Why Does Japan Have Less Economic Inequality?

A short video on Facebook explained why Japan has less economic inequality than the U.S. and many other countries. It notes three main points that were particularly decisive in the 1960s.

1. High and highly progressive incomes taxes that persisted later than comparable high taxes in the U.S. in the post-war period.

2. High estate taxes that persisted later than comparable high taxes in the U.S. in the post-war period.

3. Massive land reform in 1946 coupled with inflation that undermined creditors.

Under Japan's 1946 land reform, landlords who owned more than the permitted amount had to sell the excess land to the government at a fixed price. The government then sold it at the same price, giving first preference to any tenant who had been farming the land. 
Japan’s land reform succeeded for two reasons. 
The first reason is that the Occupation had the power to impose and enforce a law that hurt the interests of a very powerful class of people, wealthy landlords, in order to bring about social and economic change. 
The second reason is more complex. At the time the land reform law was passed in October, 1946, it provided reasonable compensation to the landlords who had to sell their land to the government. But from 1946-48 Japan experienced rampant inflation, which reduced the value of the yen. As a result, while most of the buyers were able to pay off their loans within two or three years after they purchased the land, the money landlords received for their land was worth much less.
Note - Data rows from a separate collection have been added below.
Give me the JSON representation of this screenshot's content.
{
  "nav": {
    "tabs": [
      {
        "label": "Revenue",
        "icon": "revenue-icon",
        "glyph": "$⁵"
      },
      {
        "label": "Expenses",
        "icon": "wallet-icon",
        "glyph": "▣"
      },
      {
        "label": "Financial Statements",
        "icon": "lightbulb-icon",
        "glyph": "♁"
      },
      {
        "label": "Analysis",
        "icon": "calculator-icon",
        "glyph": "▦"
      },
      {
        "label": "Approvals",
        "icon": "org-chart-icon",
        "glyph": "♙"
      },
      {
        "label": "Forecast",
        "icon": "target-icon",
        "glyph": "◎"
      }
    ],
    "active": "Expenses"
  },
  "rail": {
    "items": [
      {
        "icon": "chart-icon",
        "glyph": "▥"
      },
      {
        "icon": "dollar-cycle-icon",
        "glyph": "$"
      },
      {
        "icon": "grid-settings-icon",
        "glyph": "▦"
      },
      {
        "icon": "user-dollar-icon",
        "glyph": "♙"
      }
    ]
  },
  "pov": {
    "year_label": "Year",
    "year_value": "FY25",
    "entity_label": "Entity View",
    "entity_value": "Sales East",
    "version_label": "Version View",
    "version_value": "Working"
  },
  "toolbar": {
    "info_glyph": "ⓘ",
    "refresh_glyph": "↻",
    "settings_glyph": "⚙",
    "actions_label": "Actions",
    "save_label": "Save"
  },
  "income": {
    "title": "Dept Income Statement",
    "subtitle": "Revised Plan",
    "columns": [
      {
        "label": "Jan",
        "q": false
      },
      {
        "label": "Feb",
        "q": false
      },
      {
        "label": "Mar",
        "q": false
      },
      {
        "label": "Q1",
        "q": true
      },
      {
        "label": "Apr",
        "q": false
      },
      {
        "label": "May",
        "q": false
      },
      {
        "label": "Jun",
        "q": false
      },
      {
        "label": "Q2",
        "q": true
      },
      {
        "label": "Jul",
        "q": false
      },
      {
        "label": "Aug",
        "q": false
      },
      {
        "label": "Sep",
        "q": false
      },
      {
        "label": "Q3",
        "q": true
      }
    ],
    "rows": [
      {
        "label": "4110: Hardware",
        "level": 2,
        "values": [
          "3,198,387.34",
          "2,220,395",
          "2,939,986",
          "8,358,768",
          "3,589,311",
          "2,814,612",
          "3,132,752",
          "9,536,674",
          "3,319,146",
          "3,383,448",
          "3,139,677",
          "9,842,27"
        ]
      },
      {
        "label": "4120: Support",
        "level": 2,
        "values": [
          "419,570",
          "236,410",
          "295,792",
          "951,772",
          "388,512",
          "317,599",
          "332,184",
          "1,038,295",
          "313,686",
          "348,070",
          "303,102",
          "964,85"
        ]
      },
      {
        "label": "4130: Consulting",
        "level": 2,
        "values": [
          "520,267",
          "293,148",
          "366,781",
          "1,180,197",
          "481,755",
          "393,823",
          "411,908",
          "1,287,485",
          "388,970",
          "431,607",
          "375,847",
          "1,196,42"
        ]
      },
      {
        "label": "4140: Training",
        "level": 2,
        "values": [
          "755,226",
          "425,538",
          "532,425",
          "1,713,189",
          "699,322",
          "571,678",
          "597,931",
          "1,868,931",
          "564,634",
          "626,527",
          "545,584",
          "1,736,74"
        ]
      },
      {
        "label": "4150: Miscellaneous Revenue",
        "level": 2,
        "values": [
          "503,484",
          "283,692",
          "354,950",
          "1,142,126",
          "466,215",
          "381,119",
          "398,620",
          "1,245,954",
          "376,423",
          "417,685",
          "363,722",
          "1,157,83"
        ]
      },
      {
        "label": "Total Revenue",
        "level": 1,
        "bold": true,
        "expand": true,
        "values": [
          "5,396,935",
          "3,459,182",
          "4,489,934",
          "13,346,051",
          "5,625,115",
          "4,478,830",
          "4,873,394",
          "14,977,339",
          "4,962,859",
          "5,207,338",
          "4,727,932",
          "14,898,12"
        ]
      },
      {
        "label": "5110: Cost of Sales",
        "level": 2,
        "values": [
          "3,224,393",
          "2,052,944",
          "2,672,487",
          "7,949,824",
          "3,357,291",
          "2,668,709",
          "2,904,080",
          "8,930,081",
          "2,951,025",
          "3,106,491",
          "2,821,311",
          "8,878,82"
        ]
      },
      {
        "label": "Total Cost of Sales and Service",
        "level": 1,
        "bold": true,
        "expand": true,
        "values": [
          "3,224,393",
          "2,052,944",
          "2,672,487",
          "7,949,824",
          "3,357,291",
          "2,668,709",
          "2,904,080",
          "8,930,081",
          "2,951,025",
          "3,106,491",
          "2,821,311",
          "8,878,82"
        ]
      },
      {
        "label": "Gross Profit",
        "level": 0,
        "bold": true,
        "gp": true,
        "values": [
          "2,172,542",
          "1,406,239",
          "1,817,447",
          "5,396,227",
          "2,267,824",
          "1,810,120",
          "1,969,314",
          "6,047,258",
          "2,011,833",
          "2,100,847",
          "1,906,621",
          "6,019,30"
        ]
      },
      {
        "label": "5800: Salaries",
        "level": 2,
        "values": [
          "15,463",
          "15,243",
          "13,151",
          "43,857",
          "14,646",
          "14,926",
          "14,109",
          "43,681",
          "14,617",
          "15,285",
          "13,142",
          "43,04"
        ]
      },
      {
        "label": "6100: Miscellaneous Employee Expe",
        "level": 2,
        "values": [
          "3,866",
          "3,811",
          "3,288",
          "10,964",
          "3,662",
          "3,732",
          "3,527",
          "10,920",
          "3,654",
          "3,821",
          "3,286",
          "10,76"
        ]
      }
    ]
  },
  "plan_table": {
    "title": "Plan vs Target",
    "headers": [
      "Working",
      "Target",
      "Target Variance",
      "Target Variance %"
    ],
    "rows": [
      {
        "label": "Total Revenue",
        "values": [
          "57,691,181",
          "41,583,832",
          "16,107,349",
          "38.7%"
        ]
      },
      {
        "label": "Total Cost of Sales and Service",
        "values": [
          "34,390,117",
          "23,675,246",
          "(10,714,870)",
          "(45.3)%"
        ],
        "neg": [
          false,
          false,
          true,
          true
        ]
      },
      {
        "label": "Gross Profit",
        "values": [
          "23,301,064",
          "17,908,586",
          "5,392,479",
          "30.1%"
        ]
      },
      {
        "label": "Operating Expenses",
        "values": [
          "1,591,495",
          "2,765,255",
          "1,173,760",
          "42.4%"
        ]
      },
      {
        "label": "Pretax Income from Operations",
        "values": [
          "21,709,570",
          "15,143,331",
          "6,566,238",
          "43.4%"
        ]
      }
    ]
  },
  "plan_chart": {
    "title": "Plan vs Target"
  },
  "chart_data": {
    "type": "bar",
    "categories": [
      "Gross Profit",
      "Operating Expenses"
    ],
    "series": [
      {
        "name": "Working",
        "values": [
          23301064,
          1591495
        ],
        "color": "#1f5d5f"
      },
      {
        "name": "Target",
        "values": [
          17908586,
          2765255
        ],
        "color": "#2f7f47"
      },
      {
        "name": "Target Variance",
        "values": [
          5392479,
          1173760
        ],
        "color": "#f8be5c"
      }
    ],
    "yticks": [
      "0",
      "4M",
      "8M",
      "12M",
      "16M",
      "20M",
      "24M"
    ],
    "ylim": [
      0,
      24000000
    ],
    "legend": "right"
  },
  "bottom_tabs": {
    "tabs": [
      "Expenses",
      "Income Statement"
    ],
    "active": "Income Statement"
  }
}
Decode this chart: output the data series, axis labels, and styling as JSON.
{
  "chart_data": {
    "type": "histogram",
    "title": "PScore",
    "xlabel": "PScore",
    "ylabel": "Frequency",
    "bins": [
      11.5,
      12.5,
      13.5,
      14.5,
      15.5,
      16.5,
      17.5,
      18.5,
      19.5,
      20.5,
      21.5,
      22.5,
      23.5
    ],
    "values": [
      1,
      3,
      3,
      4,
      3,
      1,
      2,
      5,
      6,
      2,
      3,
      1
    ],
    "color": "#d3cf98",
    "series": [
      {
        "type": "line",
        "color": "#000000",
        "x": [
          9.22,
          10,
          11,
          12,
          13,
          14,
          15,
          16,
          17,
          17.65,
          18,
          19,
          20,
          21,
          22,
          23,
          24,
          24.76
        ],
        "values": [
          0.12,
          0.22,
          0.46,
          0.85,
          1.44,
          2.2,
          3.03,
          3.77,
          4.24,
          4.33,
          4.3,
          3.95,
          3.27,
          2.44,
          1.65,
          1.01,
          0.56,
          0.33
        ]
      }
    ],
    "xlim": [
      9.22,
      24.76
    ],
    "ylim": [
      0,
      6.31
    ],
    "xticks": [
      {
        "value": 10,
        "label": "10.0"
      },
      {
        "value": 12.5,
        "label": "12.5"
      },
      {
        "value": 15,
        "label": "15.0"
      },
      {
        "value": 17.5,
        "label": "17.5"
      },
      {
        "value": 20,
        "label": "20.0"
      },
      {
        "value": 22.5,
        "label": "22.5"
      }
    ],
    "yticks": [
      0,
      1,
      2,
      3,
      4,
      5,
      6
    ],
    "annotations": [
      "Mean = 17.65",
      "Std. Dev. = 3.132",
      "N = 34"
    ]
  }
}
These aren't the only factors, of course. 

* The wealthy took a huge hit from the destruction of World War II.

* Urbanization gradually divorced income from land ownership.

* Japan's manufacturing based economy lasted longer than in the U.S. where deindustrialization became by the mid-1970s. 

* A mostly ethnically homogeneous society increased empathy that crossed social class lines and reduced resistance to reforms like universal health care that deep racial and cultural divides in the U.S. undermined. So did the bonding that arose from shared experiences of World War II, defeat in that war, and U.S. occupation.

* Loose land use regulation prevented the best from being the enemy of the good in the process of making affordable living possible, so that very few people were in a state of privation as extreme as now found in the U.S.